Cette réconciliation avec le “ monde moderne ”, révolutionnaire, voulue par Lamennais, Montalembert et tous les libéraux, mais condamnée par le Syllabus du bienheureux Pie IX, Ratzinger la considérait comme un progrès irréversible accompli par le Concile : « Il ne peut y avoir de retour au Syllabus. »

« Vingt ans, affirmait-il par ailleurs, ont changé dans l’Église catholique bien plus de choses que ne l’auront fait deux siècles. » (CRC n° 213, p. 3)

Comprenons sa pensée : depuis deux siècles, l’Église refusait de s’ouvrir aux idées et aux principes de 1789, elle les avait même condamnés... Grâce au concile Vatican II, elle a rattrapé son retard, elle a plus changé qu’en deux mille ans d’immobilisme !

Aujourd’hui, le pape Benoît XVI tient un tout autre discours en développant une “ herméneutique de la continuité ” pour obtenir le ralliement des traditionalistes aux hérésies conciliaires.

Qui croire ? Benoît XVI ou le cardinal Ratzinger avouant et démontrant la discontinuité, pour s’en féliciter ?

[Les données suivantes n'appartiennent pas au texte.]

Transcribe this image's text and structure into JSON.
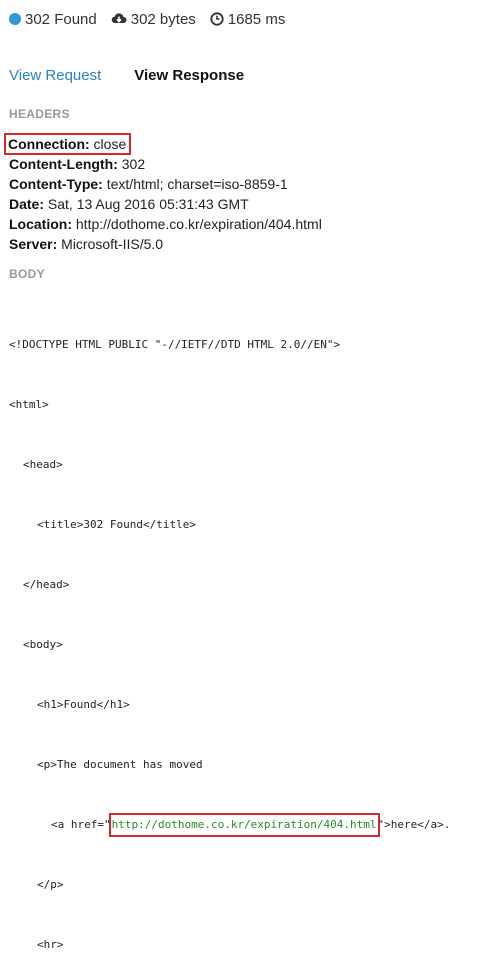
{
  "status": {
    "code_text": "302 Found",
    "status_color": "#2e9bd6",
    "size": "302 bytes",
    "time": "1685 ms",
    "size_icon": "cloud-download-icon",
    "time_icon": "clock-icon"
  },
  "tabs": {
    "request": "View Request",
    "response": "View Response",
    "active": "response"
  },
  "headers_label": "HEADERS",
  "headers": [
    {
      "key": "Connection:",
      "value": "close"
    },
    {
      "key": "Content-Length:",
      "value": "302"
    },
    {
      "key": "Content-Type:",
      "value": "text/html; charset=iso-8859-1"
    },
    {
      "key": "Date:",
      "value": "Sat, 13 Aug 2016 05:31:43 GMT"
    },
    {
      "key": "Location:",
      "value": "http://dothome.co.kr/expiration/404.html"
    },
    {
      "key": "Server:",
      "value": "Microsoft-IIS/5.0"
    }
  ],
  "body_label": "BODY",
  "body": {
    "doctype": "<!DOCTYPE HTML PUBLIC \"-//IETF//DTD HTML 2.0//EN\">",
    "html_open": "<html>",
    "head_open": "<head>",
    "title": "<title>302 Found</title>",
    "head_close": "</head>",
    "body_open": "<body>",
    "h1": "<h1>Found</h1>",
    "p_open": "<p>The document has moved",
    "a_prefix": "<a href=\"",
    "a_href": "http://dothome.co.kr/expiration/404.html",
    "a_suffix": "\">here</a>.",
    "p_close": "</p>",
    "hr": "<hr>"
  },
  "highlight_color": "#d42a2a"
}
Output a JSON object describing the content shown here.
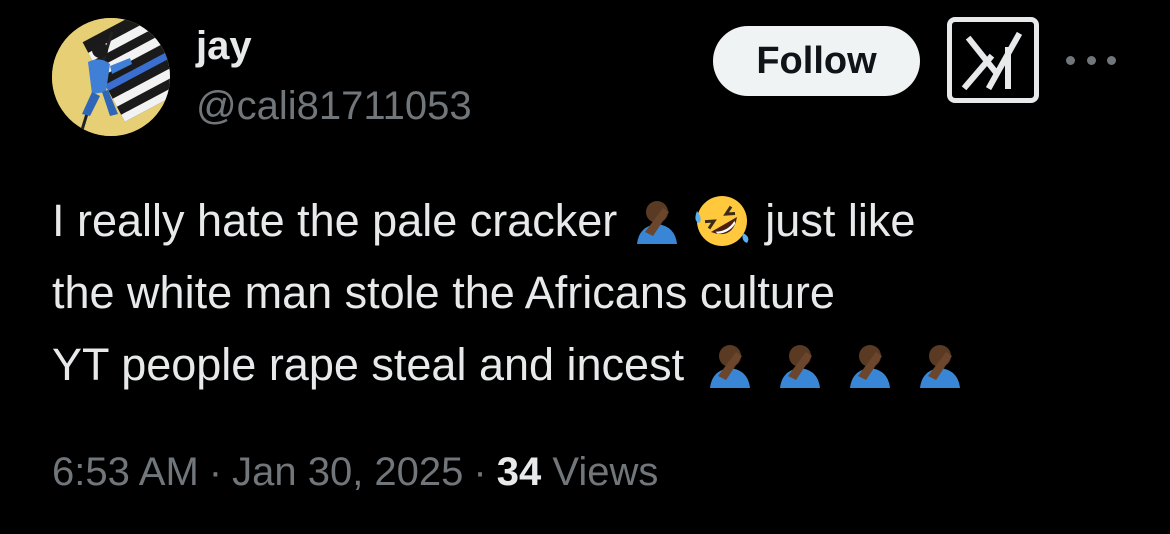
{
  "author": {
    "name": "jay",
    "handle": "@cali81711053"
  },
  "actions": {
    "follow_label": "Follow"
  },
  "icons": {
    "grok": "grok-icon",
    "more": "more-icon",
    "facepalm": "man-facepalming-dark-skin-emoji",
    "laughing": "rolling-on-floor-laughing-emoji"
  },
  "tweet": {
    "line1_text": "I really hate the pale cracker",
    "line1_tail": "just like",
    "line2": "the white man stole the Africans culture",
    "line3_text": "YT people rape steal and incest"
  },
  "meta": {
    "time": "6:53 AM",
    "separator": "·",
    "date": "Jan 30, 2025",
    "views_count": "34",
    "views_label": "Views"
  },
  "colors": {
    "background": "#000000",
    "primary_text": "#e7e9ea",
    "secondary_text": "#71767b",
    "follow_bg": "#eff3f4"
  }
}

C’est au pape Benoît XVI de répondre en tranchant ces controverses par un acte solennel de son magistère extraordinaire et infaillible, comme ne cesse de le lui demander notre frère Bruno de Jésus.

LA HAINE DE PIE IX, DE PIE X 
ET DE L’ABBÉ DE NANTES.

« On constate, remarquait encore notre Père, que le texte de Ratzinger et ses notes concernant Pie IX et le Syllabus, saint Pie X et sa lutte contre le modernisme sont rédigés en termes savamment dosés, pour insinuer toutes les critiques diffamatoires imaginables à leur encontre. Dans le but évident d’innocenter, de réhabiliter les tenants des erreurs et les fauteurs des persécutions contre la foi et contre l’Église, des deux cents dernières années, et de ridiculiser, pire, de rendre odieux les papes Pie IX et saint Pie X. Ils auraient, stupidement rétrogrades, fait barrage à la science moderne et à la politique libérale !

« De telles faussetés révèlent, mon pauvre Georges Gobemouche, en l’actuel préfet de l’ex-Saint-Office un complice et un coopérateur, secret, habile, tenace, des modernistes et libéraux d’hier et d’aujourd’hui. Leur trait d’union, leur signe de reconnaissance ? C’est précisément la haine de Pie IX et de saint Pie X, l’horreur du Syllabus et de Pascendi. » (CRC n° 211, p. 7-8)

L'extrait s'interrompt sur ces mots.